It took me forever to get through this and I’m not quite sure why. It seems like every time I’d sit down to read it, I’d start to think of other things, like playing “Boom Voyage” on my PC or eating cheesy crackers, and then I’d put it aside for another day. This went on for several weeks. I guess I wasn’t all that into it.
As I mentioned before, Goodbye Lemon is an angry young man novel. Actually it’s kind of an angry young man/domestic drama combo. The protagonist, Jack Tennant, a thirty-three year-old ex-adjunct English instructor, suffers from a severe case of survivor’s guilt due to his older brother’s death from drowning many years before. His entire family suffers the same guilt in different guises, and the story centers around how each person in the family deals with his/her grief and how they relate to each other. This is a really simplistic view of the novel’s basic premise, but I don’t want to dwell on the plot too much. Plot regurgitation is incredibly dull to read (and write).
There are some absolutely gorgeous aspects to this novel, and most of them have to do with prose. It starts out with one of the best prologues I’ve read in a long time. Here’s a description of the sensations and emotions Jack imagines his brother may have felt while drowning:
“Maybe he was shocked. He couldn’t believe it was happening, even at the last moment, when he felt his beloved orange flip-flops sucked off of his feet. That last sensation might have felt heavy, like being pressed under a mattress. It might have been epiphanic, like finally getting a joke you never understood. Maybe it felt like being airborne. Or like forgiveness.” (p. 5)

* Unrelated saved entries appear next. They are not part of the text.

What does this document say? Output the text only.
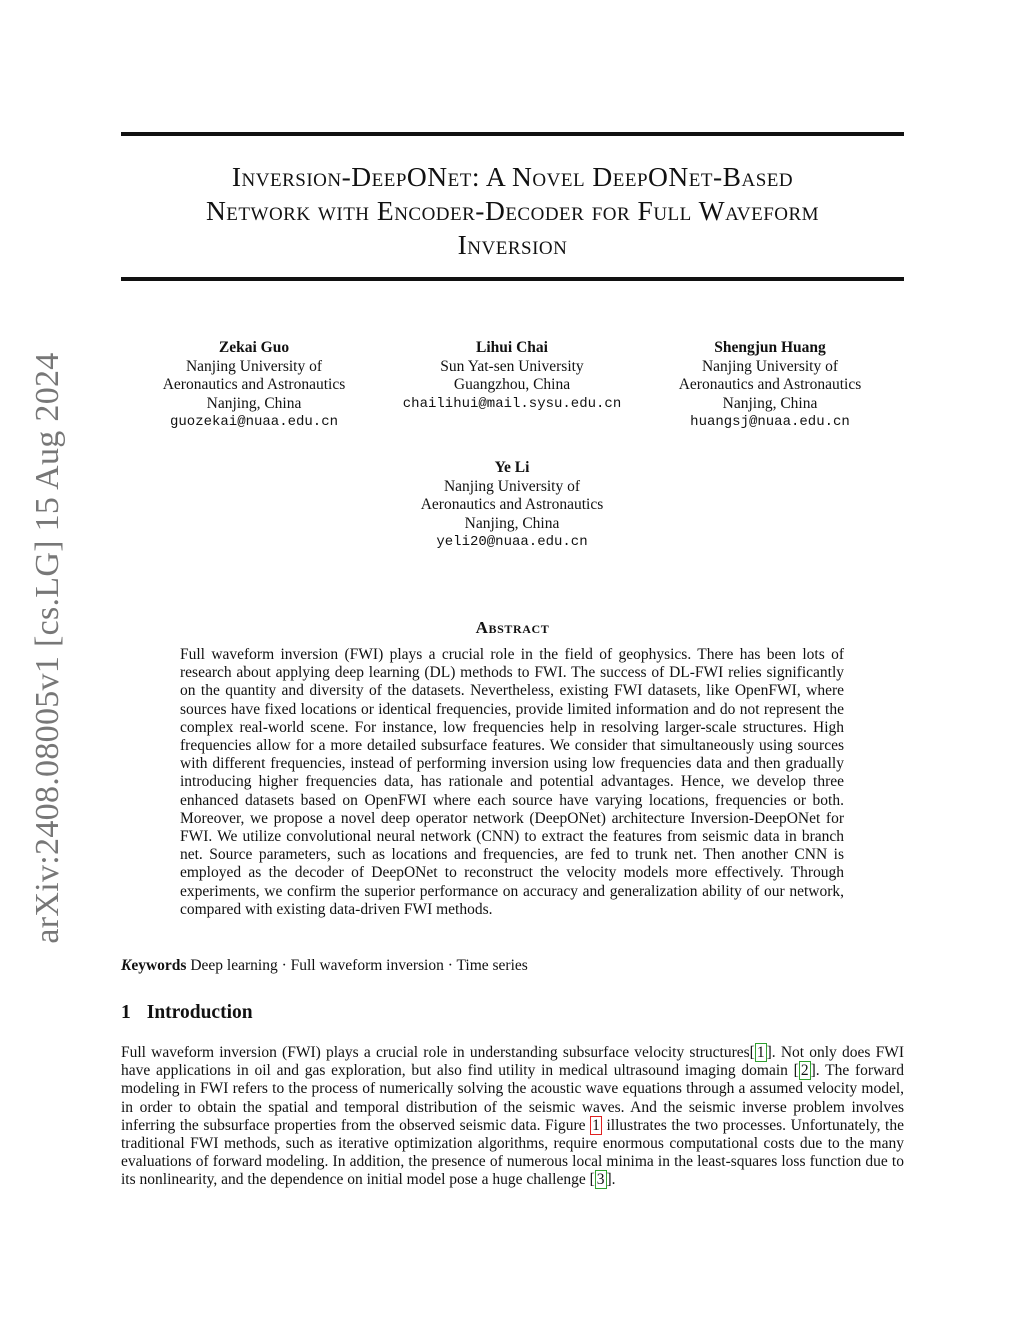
arXiv:2408.08005v1 [cs.LG] 15 Aug 2024
Inversion-DeepONet: A Novel DeepONet-Based
Network with Encoder-Decoder for Full Waveform
Inversion
Zekai Guo
Nanjing University of
Aeronautics and Astronautics
Nanjing, China
guozekai@nuaa.edu.cn
Lihui Chai
Sun Yat-sen University
Guangzhou, China
chailihui@mail.sysu.edu.cn
Shengjun Huang
Nanjing University of
Aeronautics and Astronautics
Nanjing, China
huangsj@nuaa.edu.cn
Ye Li
Nanjing University of
Aeronautics and Astronautics
Nanjing, China
yeli20@nuaa.edu.cn
Abstract

Full waveform inversion (FWI) plays a crucial role in the field of geophysics. There has been lots of research about applying deep learning (DL) methods to FWI. The success of DL-FWI relies significantly on the quantity and diversity of the datasets. Nevertheless, existing FWI datasets, like OpenFWI, where sources have fixed locations or identical frequencies, provide limited information and do not represent the complex real-world scene. For instance, low frequencies help in resolving larger-scale structures. High frequencies allow for a more detailed subsurface features. We consider that simultaneously using sources with different frequencies, instead of performing inversion using low frequencies data and then gradually introducing higher frequencies data, has rationale and potential advantages. Hence, we develop three enhanced datasets based on OpenFWI where each source have varying locations, frequencies or both. Moreover, we propose a novel deep operator network (DeepONet) architecture Inversion-DeepONet for FWI. We utilize convolutional neural network (CNN) to extract the features from seismic data in branch net. Source parameters, such as locations and frequencies, are fed to trunk net. Then another CNN is employed as the decoder of DeepONet to reconstruct the velocity models more effectively. Through experiments, we confirm the superior performance on accuracy and generalization ability of our network, compared with existing data-driven FWI methods.

Keywords Deep learning · Full waveform inversion · Time series

1 Introduction

Full waveform inversion (FWI) plays a crucial role in understanding subsurface velocity structures[ 1 ]. Not only does FWI have applications in oil and gas exploration, but also find utility in medical ultrasound imaging domain [ 2 ]. The forward modeling in FWI refers to the process of numerically solving the acoustic wave equations through a assumed velocity model, in order to obtain the spatial and temporal distribution of the seismic waves. And the seismic inverse problem involves inferring the subsurface properties from the observed seismic data. Figure 1 illustrates the two processes. Unfortunately, the traditional FWI methods, such as iterative optimization algorithms, require enormous computational costs due to the many evaluations of forward modeling. In addition, the presence of numerous local minima in the least-squares loss function due to its nonlinearity, and the dependence on initial model pose a huge challenge [ 3 ].
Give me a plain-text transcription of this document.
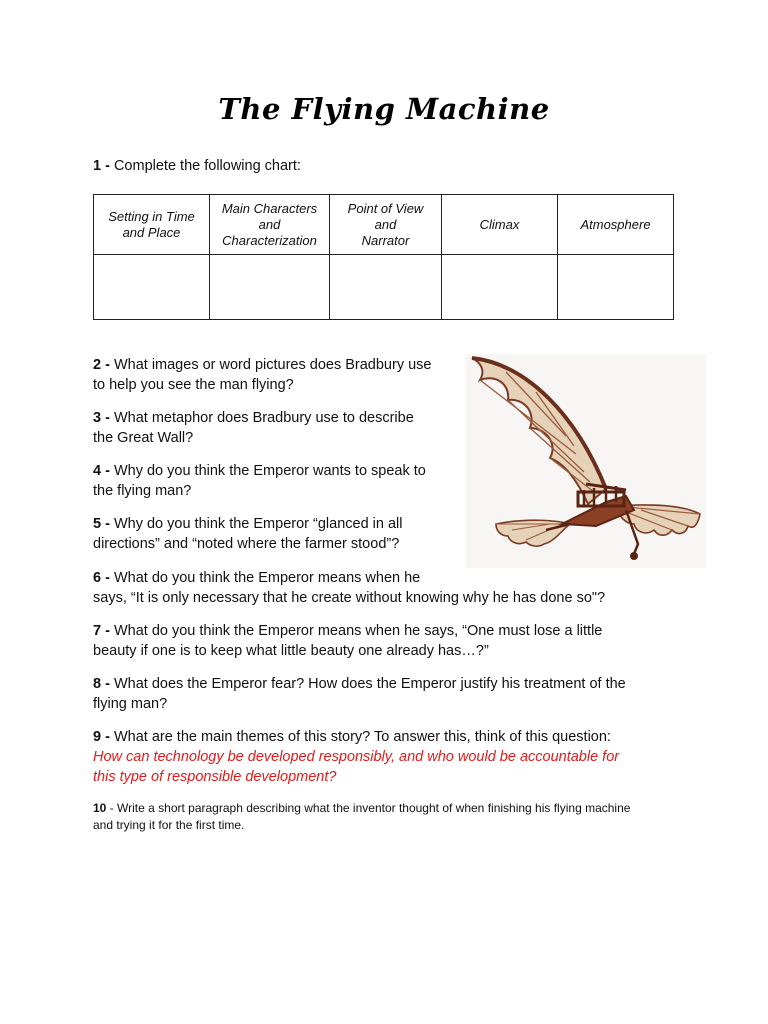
The Flying Machine

1 - Complete the following chart:

Setting in Time
and Place	Main Characters
and
Characterization	Point of View
and
Narrator	Climax	Atmosphere

2 - What images or word pictures does Bradbury use
to help you see the man flying?

3 - What metaphor does Bradbury use to describe
the Great Wall?

4 - Why do you think the Emperor wants to speak to
the flying man?

5 - Why do you think the Emperor “glanced in all
directions” and “noted where the farmer stood”?

6 - What do you think the Emperor means when he
says, “It is only necessary that he create without knowing why he has done so"?

7 - What do you think the Emperor means when he says, “One must lose a little
beauty if one is to keep what little beauty one already has…?”

8 - What does the Emperor fear? How does the Emperor justify his treatment of the
flying man?

9 - What are the main themes of this story? To answer this, think of this question:
How can technology be developed responsibly, and who would be accountable for
this type of responsible development?

10 - Write a short paragraph describing what the inventor thought of when finishing his flying machine
and trying it for the first time.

There are great descriptive passages all through Goodbye Lemon. Just now, while randomly flipping through the book, I ran into this passage:
“I pour a finger of Lagavulin into the cup and soak one of the small sponges in it. Then I unhinge his cowcatcher jaw and swab his tongue and the vault of his mouth with the scotch. I keep spreading the liquor onto his taste buds until his finger twitches with ecstasy and his eye quits flickering , stabilizes, then finally closes and he falls asleep, princely and innocent.” (p. 134).
A great deal can be forgiven when a writer imbues his work with such imagery, but not everything can. As the story progressed, Goodbye Lemon became increasingly ponderous to read. It was as if Mr. Davies kept trying to hard to impress with his unique vocabulary and phrasing. Here are a few examples:
“Press spits askance.” (p. 115) ~I’m getting the giggles picturing this.
“I Sturm and Drang against her…” (p. 193) ~Giggling again!
“A belch escapes me, filling the air with hot lactic particles.” (p. 58) ~To be honest, I sort of like this one.
The ending was quite diasappointing, and the climaxes (there were several) were difficult to believe. It ended happily, like any good soap-opera should. What started out as a promising, narrative-rich angry young man novel ended up like the movie “Jersey Girl.” Blah! Lad lit strikes again!
I have high hopes for Adam Davies, though. He has talent, and he’s popular. (His first novel, The Frog King, is being made into a movie, and, last I heard, the script is being written by Bret Easton Ellis). In the future, Mr. Davies needs to work on tightening-up his writing in order to make it more appealing to people like me. He needs to quit showing-off his mad writerly skillz and concentrate on the most important element of this type of dramatic (or almost any) fiction: story! Only then will he become a truly great writer.